Tamakautoga is one of the fourteen villages within the Pacific Ocean island nation of Niue. Tamakautoga is located in the southwestern portion of the island and borders the villages of Avatele, Hakupu, and Niue's capital, Alofi, meeting all three at a quadripoint. The village's population at the 2022 census was 180, down from 198 in 2017. This number has fallen significantly from the 19th century which was reported to be 275 in an 1899 mission census. Tamakautoga is represented by Andrew Funaki in the Niue Assembly.

The climate of Tamakautoga is classified as a tropical rainforest under the Köppen climate classification system. Temperatures in Tamakautoga vary from an average of 22.7 C in July, the coolest month, to an average of 26.5 C in February, the warmest month. Average precipitation in Tamakautoga ranges from a low of 88mm in June, the driest month, to 223mm in January, the wettest month.
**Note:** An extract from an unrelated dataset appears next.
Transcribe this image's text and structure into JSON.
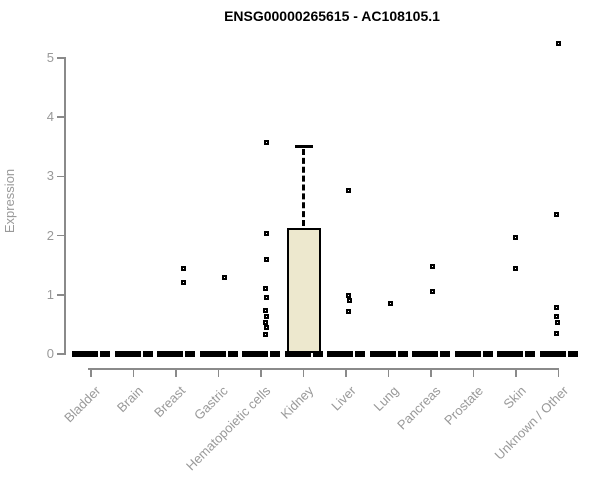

The Tamakautoga War Memorial honours Niuean soldiers from Tamakautoga who fought in World War I alongside the New Zealand Expeditionary Force. Tamakautoga holds an annual show day involving performances, meals, and other activities. The 2017 show day was held on 26 August. Tamakautoga is home to the Scenic Matavai Resort Niue, a 55-room resort on the coast of Niue that is part of the Scenic Hotel Group. Tamakautoga is serviced by a number of local roads as well as the Niue International Airport, part of which is located within the boundaries of the village.

Australian writer Louis Becke documented a trip to Niue in his 1897 book Wild Life in Southern Seas in which his nurse took his infant daughter to Tamakautoga to meet members of the nurse's family.